Depois de um casamento conturbado, Ana fez da solitude (amor a ficar consigo mesma) um caminho de cura. “Neste Dia dos Namorados, eu me presenteei com uma tatuagem. Foi minha forma de marcar na pele o compromisso comigo mesma”.

“Bombardeio”
Como Ana, muitas pessoas estão reinventando o conceito de estar só. Segundo o psicólogo Rafael Meireles, especialista em relações afetivas, o problema não é a data em si, mas a forma como ela é “vendida”.
“A sociedade nos bombardeia com a ideia de que estar só é sinônimo de fracasso. As campanhas publicitárias invisibilizam quem está solteiro, em luto ou optou conscientemente por estar só. E isso gera um sofrimento silencioso”, afirma.
De acordo com ele, junho pode ser especialmente desafiador. “É uma época em que as redes sociais se enchem de declarações românticas, o que pode acionar gatilhos em quem passou por términos recentes, está em luto ou tentando se reconstruir. A pressão é real e precisa ser falada.”
Liberdade
Para a jornalista Marina Torres, de 42 anos, a escolha de estar só foi estratégia libertadora. “Após meu divórcio, percebi que nunca vivi de fato para mim. Hoje, estou focada na minha carreira e redescobrindo meus desejos. Não é solidão, é solitude. E é bonita, leve, cheia de descobertas.”

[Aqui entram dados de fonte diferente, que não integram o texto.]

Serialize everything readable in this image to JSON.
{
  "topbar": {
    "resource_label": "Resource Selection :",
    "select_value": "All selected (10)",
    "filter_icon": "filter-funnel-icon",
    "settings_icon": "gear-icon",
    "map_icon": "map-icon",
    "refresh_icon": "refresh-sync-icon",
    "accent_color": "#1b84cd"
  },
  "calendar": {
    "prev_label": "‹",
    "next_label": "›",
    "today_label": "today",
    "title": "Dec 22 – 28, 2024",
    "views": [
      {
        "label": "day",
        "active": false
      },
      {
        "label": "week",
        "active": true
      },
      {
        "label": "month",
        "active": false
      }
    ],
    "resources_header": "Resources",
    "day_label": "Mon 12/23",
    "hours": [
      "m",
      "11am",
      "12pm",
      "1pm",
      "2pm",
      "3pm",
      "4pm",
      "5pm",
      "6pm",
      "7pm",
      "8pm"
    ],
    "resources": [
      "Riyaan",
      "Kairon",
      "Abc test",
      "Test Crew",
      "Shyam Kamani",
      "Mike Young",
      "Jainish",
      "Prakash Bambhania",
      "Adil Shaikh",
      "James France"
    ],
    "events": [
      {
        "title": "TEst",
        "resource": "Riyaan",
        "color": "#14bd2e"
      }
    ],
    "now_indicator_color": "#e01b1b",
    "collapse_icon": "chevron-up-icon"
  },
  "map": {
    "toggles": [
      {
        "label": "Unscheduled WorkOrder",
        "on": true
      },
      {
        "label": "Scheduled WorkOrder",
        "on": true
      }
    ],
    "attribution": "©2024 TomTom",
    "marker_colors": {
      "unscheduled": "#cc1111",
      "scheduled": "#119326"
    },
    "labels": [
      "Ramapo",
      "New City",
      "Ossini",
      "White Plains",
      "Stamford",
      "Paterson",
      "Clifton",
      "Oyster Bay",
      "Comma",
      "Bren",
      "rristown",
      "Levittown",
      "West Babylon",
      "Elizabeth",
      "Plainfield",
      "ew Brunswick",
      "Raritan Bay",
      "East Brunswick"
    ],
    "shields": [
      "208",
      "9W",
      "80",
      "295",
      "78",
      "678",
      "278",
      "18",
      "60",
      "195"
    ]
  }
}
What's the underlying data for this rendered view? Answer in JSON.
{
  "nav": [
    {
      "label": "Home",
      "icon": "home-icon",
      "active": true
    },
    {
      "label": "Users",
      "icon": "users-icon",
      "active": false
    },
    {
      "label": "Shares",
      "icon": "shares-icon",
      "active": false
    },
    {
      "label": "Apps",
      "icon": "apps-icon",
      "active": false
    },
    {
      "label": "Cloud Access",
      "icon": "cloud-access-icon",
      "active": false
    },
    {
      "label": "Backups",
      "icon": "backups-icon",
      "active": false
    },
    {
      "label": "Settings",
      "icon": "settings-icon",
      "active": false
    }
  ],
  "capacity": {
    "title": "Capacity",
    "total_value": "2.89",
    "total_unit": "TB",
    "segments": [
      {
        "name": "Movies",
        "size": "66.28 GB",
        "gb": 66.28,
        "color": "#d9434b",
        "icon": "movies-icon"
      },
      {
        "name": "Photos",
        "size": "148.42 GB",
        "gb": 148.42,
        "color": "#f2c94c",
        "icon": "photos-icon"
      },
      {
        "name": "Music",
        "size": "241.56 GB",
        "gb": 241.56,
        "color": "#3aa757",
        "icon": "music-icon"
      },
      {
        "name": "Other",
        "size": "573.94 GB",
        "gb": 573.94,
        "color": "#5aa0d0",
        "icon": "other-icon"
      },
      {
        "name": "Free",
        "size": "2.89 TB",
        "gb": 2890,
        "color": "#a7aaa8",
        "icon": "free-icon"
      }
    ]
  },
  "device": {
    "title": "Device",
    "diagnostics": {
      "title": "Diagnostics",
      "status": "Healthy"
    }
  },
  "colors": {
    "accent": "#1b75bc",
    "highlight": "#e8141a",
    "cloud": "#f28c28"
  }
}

Outra mãe solo, a publicitária Thaís Oliveira, que tem filhos gêmeos, também compartilha dessa visão. “Passei por um puerpério intenso e solitário. Só agora, com meus filhos maiores, comecei a me olhar de novo. Entendi que me priorizar não é egoísmo, é sobrevivência. Antes eu me via como metade, agora sou inteira, com ou sem par”.
Ponto de partida
A jornalista e escritora brasiliense Natália Rios, que recentemente lançou um livro sobre autoamor, reforça a importância de desromantizar a ideia de que precisamos de um par para sermos completos.
“O amor-próprio ainda é visto como um plano B. Mas ele deveria ser o ponto de partida. A gente aprende desde cedo que o ápice da felicidade é encontrar alguém. E quem somos nós quando estamos sós? Essa resposta é poderosa.”
“Mergulho profundo”
Rafael Meireles explica que a construção da autoestima passa por esse questionamento. “Estar só não significa estar incompleto. A solitude permite um mergulho profundo na própria identidade. É uma fase de fortalecimento emocional, de reconexão com os próprios valores e desejos.”
Ainda assim, ele alerta que é preciso distinguir solitude de isolamento. “Ficar só não pode ser uma prisão. É saudável quando é uma escolha, quando há autocompaixão, vínculos afetivos de outras naturezas com amigos, filhos, comunidades. O que precisamos é de relações significativas, não necessariamente românticas.”
Segundo o especialista, em um mundo que ainda mede sucesso pela vida a dois, a coragem de estar só pode ser um ato revolucionário.